Early heavy metal was my gateway into extreme music. When I heard harmonized guitar leads for the first time it made me wonder if I could learn to do that someday. It was probably Iron Maiden that lit that fire for me first, but there were American bands that inspired me as a kid as well. I’d be remiss to not mention how much I absorbed from the first four Metallica records, especially as I moved towards chasing more intense and underground sounds. The groundwork for stacking layers of guitar leads all started there, and I made a conscious effort to try to maintain a thread of that classic heavy metal feeling while I was writing this record.

The Minnesota landscape can be both beautiful and extremely harsh. In what literal and figurative ways does Inexorum draw on your surroundings?

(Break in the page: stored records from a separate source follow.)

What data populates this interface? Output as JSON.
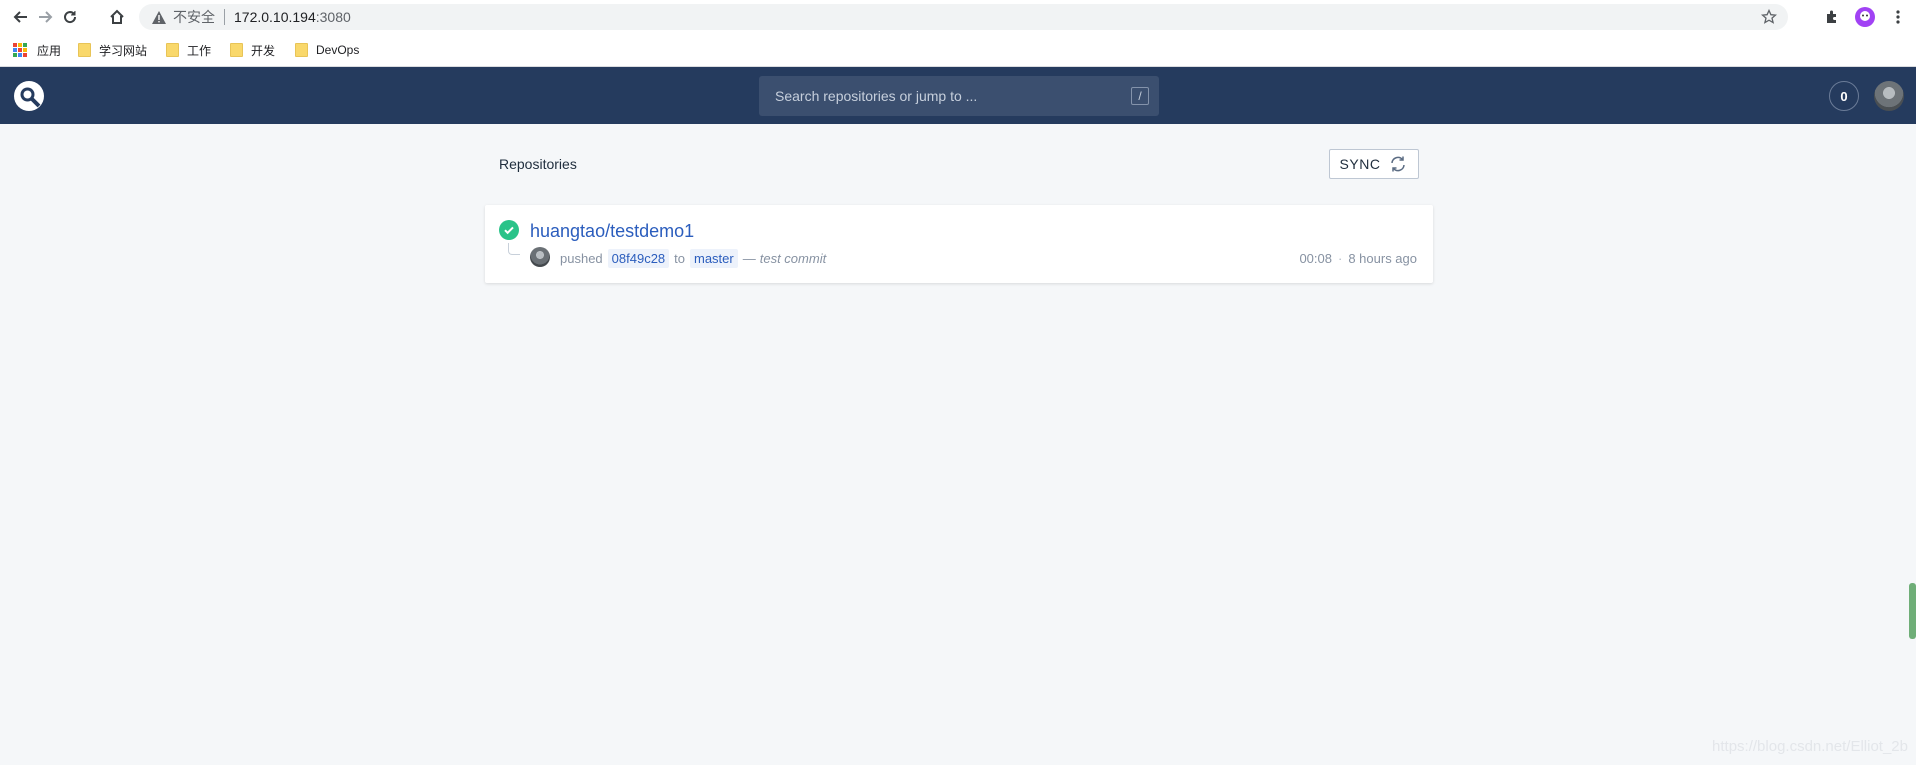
{
  "browser": {
    "insecure_label": "不安全",
    "url_host": "172.0.10.194",
    "url_port": ":3080",
    "bookmarks": {
      "apps": "应用",
      "items": [
        "学习网站",
        "工作",
        "开发",
        "DevOps"
      ]
    },
    "colors": {
      "apps_grid": [
        "#ea4335",
        "#fbbc05",
        "#34a853",
        "#4285f4",
        "#ea4335",
        "#fbbc05",
        "#34a853",
        "#4285f4",
        "#ea4335"
      ]
    }
  },
  "header": {
    "search_placeholder": "Search repositories or jump to ...",
    "search_shortcut": "/",
    "notification_count": "0",
    "colors": {
      "background": "#253b5e"
    }
  },
  "main": {
    "section_title": "Repositories",
    "sync_label": "SYNC",
    "repos": [
      {
        "name": "huangtao/testdemo1",
        "status": "success",
        "action": "pushed",
        "commit": "08f49c28",
        "to": "to",
        "branch": "master",
        "dash": "—",
        "message": "test commit",
        "time": "00:08",
        "relative": "8 hours ago"
      }
    ]
  },
  "watermark": "https://blog.csdn.net/Elliot_2b"
}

I grew up in northern Minnesota and moved to the Twin Cities just before high school, and it was about as cold as everyone imagines during the winter. That was a long time ago, and I’ve noticed how each year our winters seem a little shorter and our summers are hotter and seem to be filled with more intense derechos and tornadoes. This album’s overarching theme being the inevitability of change certainly has inspiration from how much has changed here in my lifetime. But there are still so many elements that are still there—the lakes and forests are still spectacular even if it feels different to experience them now.

Will you be supporting the record live?

Matt and I are getting our live kicks performing with Obsequiae this summer at Northwest Terror Fest and Fire in the Mountains, which has been keeping us plenty busy for now. We’ve had discussions about what it would take to put together a live Inexorum lineup that can play these songs, but even a three-guitar lineup would mean leaving some of the guitar harmonies behind. I guess it goes back to the idea that I approach writing these songs without worrying much about how they would be performed live. I’d probably prefer to just write more new music. But I never say never.

Equinox Vigil releases June 17th on Gilead Media.